Finalmente llegó la hora de tomar el avión de vuelta a Helsinki. El vuelo me destrozó lo oídos, dejándomelos tapados por más de una semana. Necesito ir con un otorrino para que me revise, que aún no me siento bien.

Y claro, el paseo por Estocolmo en mi condición no fue inocuo, me tumbó por tres días en el hotel, con una gripe que apenas me permitía moverme de mi cama. Fue tal que me animé a llamar a los servicios médicos de Helsinki para ver si me daban cita para ver a un médico, pero me respondieron que nada de ir a consulta: descanso y paracetamol, solamente eso. Al segundo día intenté ir a la oficina para trabajar un poco, no lo hubiera hecho: terminé vomitando sobre la nieve fresca.

Para el jueves ya me sentí lo suficientemente bien para ir a la oficina a trabajar.

El viernes por la noche me percato de la quiebra de Spanair, y esa era precisamente la aerolínea con quien había comprado el billete de vuelta a Coruña. En otras palabras, estaba varado en Helsinki. El número de Spanair estaba muerto, y en Iberia me dijeron que no aplicaba la ayuda que ofrecían a los afectados desde Helsinki ni Copengahen (a donde, en principio, me llevaría un vuelo operado por otra compañía).

Terminé comprando un nuevo billete donde haría una escala de diez horas en Lisboa, Portugal. Como no conocía la ciudad, me pareció un buen pretexto para hacer turismo.

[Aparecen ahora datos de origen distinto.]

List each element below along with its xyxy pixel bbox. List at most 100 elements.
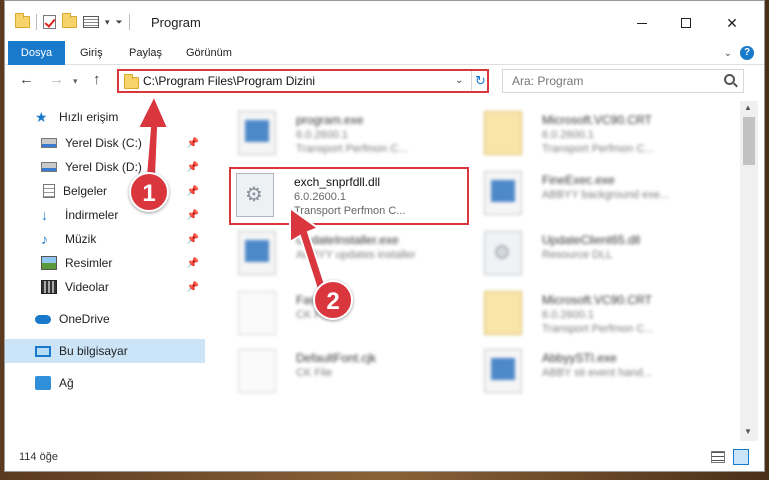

El sábado paseé por el parque Kaisaniemi, totalmente cubierto de nieve. Hasta había chicos jugando hockey.

El domingo, a las cinco de la mañana, con una temperatura de menos once grados, tomé un taxi para ir al aeropuerto.

Una vez en Lisboa, aquello me parecía un paraíso: luminoso, tibio, sin nieve marrón enlodando las calles. Caminé por las calles del Chiado y las inmediaciones del Castelo de São Jorge.

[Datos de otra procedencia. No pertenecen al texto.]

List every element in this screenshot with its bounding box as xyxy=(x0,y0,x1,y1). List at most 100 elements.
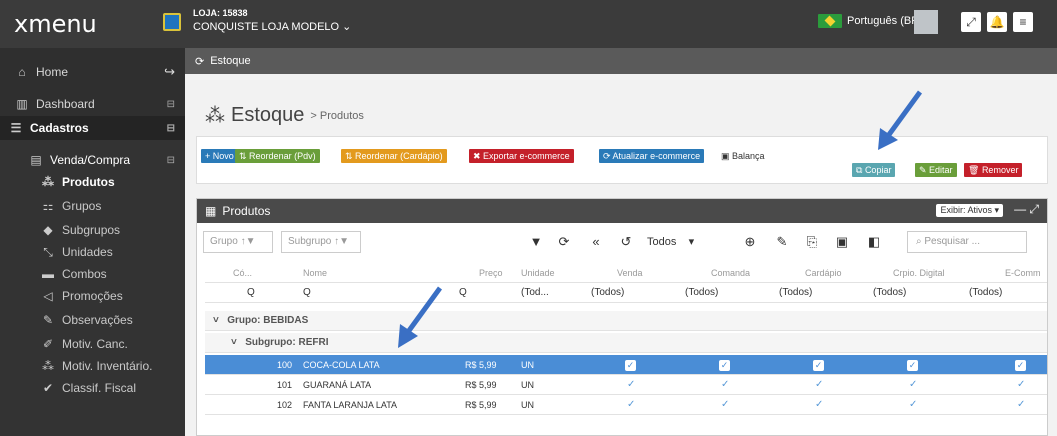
table-row[interactable]: 101 GUARANÁ LATA R$ 5,99 UN ✓ ✓ ✓ ✓ ✓ xyxy=(205,375,1047,395)
top-bar: xmenu LOJA: 15838 CONQUISTE LOJA MODELO … xyxy=(0,0,1057,48)
cubes-icon: ⁂ xyxy=(42,359,54,373)
sidebar-item-classif-fiscal[interactable]: ✔ Classif. Fiscal xyxy=(0,376,185,400)
sidebar-item-home[interactable]: ⌂ Home ↪ xyxy=(0,60,185,84)
subgroup-row[interactable]: ˅ Subgrupo: REFRI xyxy=(205,333,1047,353)
bullhorn-icon: ◁ xyxy=(43,289,53,303)
list-icon: ▤ xyxy=(30,153,42,167)
check-ecommerce-icon[interactable]: ✓ xyxy=(1017,375,1025,395)
zoom-icon[interactable]: ⊕ xyxy=(739,231,761,253)
filter-venda[interactable]: (Todos) xyxy=(591,283,624,303)
export-icon[interactable]: ⎘ xyxy=(801,231,823,253)
remover-button[interactable]: 🗑 Remover xyxy=(964,163,1023,177)
checkbox-ecommerce[interactable]: ✓ xyxy=(1015,355,1026,375)
refresh-icon[interactable]: ⟳ xyxy=(553,231,575,253)
check-venda-icon[interactable]: ✓ xyxy=(627,375,635,395)
header-venda[interactable]: Venda xyxy=(617,263,643,283)
check-cardapio-icon[interactable]: ✓ xyxy=(815,375,823,395)
sidebar-item-observacoes[interactable]: ✎ Observações xyxy=(0,308,185,332)
excel-icon[interactable]: ▣ xyxy=(831,231,853,253)
filter-unidade[interactable]: (Tod... xyxy=(521,283,549,303)
sidebar-item-subgrupos[interactable]: ◆ Subgrupos xyxy=(0,218,185,242)
group-row[interactable]: ˅ Grupo: BEBIDAS xyxy=(205,311,1047,331)
header-cardapio[interactable]: Cardápio xyxy=(805,263,842,283)
sidebar-item-produtos[interactable]: ⁂ Produtos xyxy=(0,170,185,194)
store-selector[interactable]: LOJA: 15838 CONQUISTE LOJA MODELO ⌄ xyxy=(193,8,351,33)
header-comanda[interactable]: Comanda xyxy=(711,263,750,283)
sidebar-item-grupos[interactable]: ⚏ Grupos xyxy=(0,194,185,218)
refresh-icon: ⟳ xyxy=(195,55,205,68)
logo: xmenu xyxy=(14,10,97,38)
store-name[interactable]: CONQUISTE LOJA MODELO ⌄ xyxy=(193,20,351,33)
table-row[interactable]: 102 FANTA LARANJA LATA R$ 5,99 UN ✓ ✓ ✓ … xyxy=(205,395,1047,415)
checkbox-comanda[interactable]: ✓ xyxy=(719,355,730,375)
sidebar-item-motiv-canc[interactable]: ✐ Motiv. Canc. xyxy=(0,332,185,356)
subgrupo-sort[interactable]: Subgrupo ↑▼ xyxy=(281,231,361,253)
check-comanda-icon[interactable]: ✓ xyxy=(721,375,729,395)
panel-controls[interactable]: — ⤢ xyxy=(1014,202,1039,217)
header-ecommerce[interactable]: E-Comm xyxy=(1005,263,1041,283)
novo-button[interactable]: + Novo xyxy=(201,149,238,163)
filter-codigo[interactable]: Q xyxy=(247,283,255,303)
panel-header: ▦ Produtos Exibir: Ativos ▾ — ⤢ xyxy=(197,199,1047,223)
atualizar-ecommerce-button[interactable]: ⟳ Atualizar e-commerce xyxy=(599,149,705,163)
sidebar-item-dashboard[interactable]: ▥ Dashboard ⊟ xyxy=(0,92,185,116)
grupo-sort[interactable]: Grupo ↑▼ xyxy=(203,231,273,253)
filter-comanda[interactable]: (Todos) xyxy=(685,283,718,303)
subgroup-label: ˅ Subgrupo: REFRI xyxy=(231,337,329,348)
expand-icon[interactable]: ⤢ xyxy=(961,12,981,32)
brazil-flag-icon xyxy=(818,14,842,28)
sidebar-item-cadastros[interactable]: ☰ Cadastros ⊟ xyxy=(0,116,185,140)
avatar[interactable] xyxy=(914,10,938,34)
reordenar-pdv-button[interactable]: ⇅ Reordenar (Pdv) xyxy=(235,149,320,163)
cell-unit: UN xyxy=(521,380,534,390)
pencil-icon: ✐ xyxy=(42,337,54,351)
check-cardapio-icon[interactable]: ✓ xyxy=(815,395,823,415)
sidebar-item-combos[interactable]: ▬ Combos xyxy=(0,262,185,286)
filter-cardapio[interactable]: (Todos) xyxy=(779,283,812,303)
sidebar-item-venda-compra[interactable]: ▤ Venda/Compra ⊟ xyxy=(0,148,185,172)
check-crpio-digital-icon[interactable]: ✓ xyxy=(909,395,917,415)
header-unidade[interactable]: Unidade xyxy=(521,263,555,283)
columns-icon[interactable]: ◧ xyxy=(863,231,885,253)
checkbox-venda[interactable]: ✓ xyxy=(625,355,636,375)
header-crpio-digital[interactable]: Crpio. Digital xyxy=(893,263,945,283)
filter-preco[interactable]: Q xyxy=(459,283,467,303)
header-preco[interactable]: Preço xyxy=(479,263,503,283)
menu-icon[interactable]: ≡ xyxy=(1013,12,1033,32)
exibir-dropdown[interactable]: Exibir: Ativos ▾ xyxy=(936,204,1003,217)
header-nome[interactable]: Nome xyxy=(303,263,327,283)
filter-icon[interactable]: ▼ xyxy=(525,231,547,253)
sidebar-item-promocoes[interactable]: ◁ Promoções xyxy=(0,284,185,308)
bell-icon[interactable]: 🔔 xyxy=(987,12,1007,32)
check-icon: ✔ xyxy=(42,381,54,395)
filter-ecommerce[interactable]: (Todos) xyxy=(969,283,1002,303)
sidebar-item-motiv-inventario[interactable]: ⁂ Motiv. Inventário. xyxy=(0,354,185,378)
checkbox-cardapio[interactable]: ✓ xyxy=(813,355,824,375)
page-title: ⁂ Estoque > Produtos xyxy=(205,104,364,127)
check-comanda-icon[interactable]: ✓ xyxy=(721,395,729,415)
app-root: xmenu LOJA: 15838 CONQUISTE LOJA MODELO … xyxy=(0,0,1057,436)
editar-button[interactable]: ✎ Editar xyxy=(915,163,957,177)
exportar-ecommerce-button[interactable]: ✖ Exportar e-commerce xyxy=(469,149,574,163)
reordenar-cardapio-button[interactable]: ⇅ Reordenar (Cardápio) xyxy=(341,149,447,163)
cell-unit: UN xyxy=(521,360,534,370)
filter-nome[interactable]: Q xyxy=(303,283,311,303)
tab-estoque[interactable]: ⟳ Estoque xyxy=(185,48,1057,74)
search-input[interactable]: ⌕ Pesquisar ... xyxy=(907,231,1027,253)
copiar-button[interactable]: ⧉ Copiar xyxy=(852,163,896,177)
check-venda-icon[interactable]: ✓ xyxy=(627,395,635,415)
table-row[interactable]: 100 COCA-COLA LATA R$ 5,99 UN ✓ ✓ ✓ ✓ ✓ xyxy=(205,355,1047,375)
cell-code: 101 xyxy=(277,380,293,390)
undo-icon[interactable]: ↺ xyxy=(615,231,637,253)
balanca-button[interactable]: ▣ Balança xyxy=(717,149,769,163)
check-crpio-digital-icon[interactable]: ✓ xyxy=(909,375,917,395)
header-codigo[interactable]: Có... xyxy=(233,263,252,283)
sidebar-item-unidades[interactable]: ⤡ Unidades xyxy=(0,240,185,264)
cell-unit: UN xyxy=(521,400,534,410)
todos-select[interactable]: Todos ▾ xyxy=(647,231,727,253)
checkbox-crpio-digital[interactable]: ✓ xyxy=(907,355,918,375)
collapse-icon[interactable]: « xyxy=(585,231,607,253)
filter-crpio-digital[interactable]: (Todos) xyxy=(873,283,906,303)
edit-icon[interactable]: ✎ xyxy=(771,231,793,253)
check-ecommerce-icon[interactable]: ✓ xyxy=(1017,395,1025,415)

Me hacían gracia cómo lo locales se quejaban del frío aparente que les asolaba y les obligaba a usar chaquetas. El juego de las perspectivas.

Lisboa

El vuelo a Coruña fue en un pequeño avión, de doce plazas, bimotor, de hélices, donde en la caja junto con el bocata, daban tapones para los oídos. Temí que la turbulencia fuera a mantenerme acojonado todo el trayecto, pero todo lo contrario, la hora de vuelo se me fue profundamente dormido.

Antes de despegar, un joven brasileño que se sentó a mi lado, envuelto en una inmensa chaqueta, me preguntó si era verdad que en Galicia hacía mucho frío. Me dio mucha ternura: igual que yo cuando llegué de México.

Y tuve suerte: esta semana se desató una borrasca siberiana que asoló a todo Europa, en especial el este, con temperatura de hasta menos treinta y ocho grados. En Helsinki, me cuentan, llegaron por debajo de los menos veinte grados centígrados.

Pero mi suerte no fue completa: cuando llegué descubrí, muy a mi pesar, que la caldera estaba descompuesta. Así que me tuve que duchar con agua fría el domingo, lunes y martes. El martes por la tarde llegó el técnico pudiéndome finalmente duchar, en condiciones, el miércoles.

II

En otras cuestiones, ayer fui al cine y vi la película de Norwegian Wood, la adaptación al cine del libro de Haruki Murakami. Me gustó. Y me gustó. Es larga y tal vez lenta, los personajes no tienen la profundidad de la novela, pero la disfruté, en especial a las actrices que personifican a Midori y a Kizuki: muy atractivas.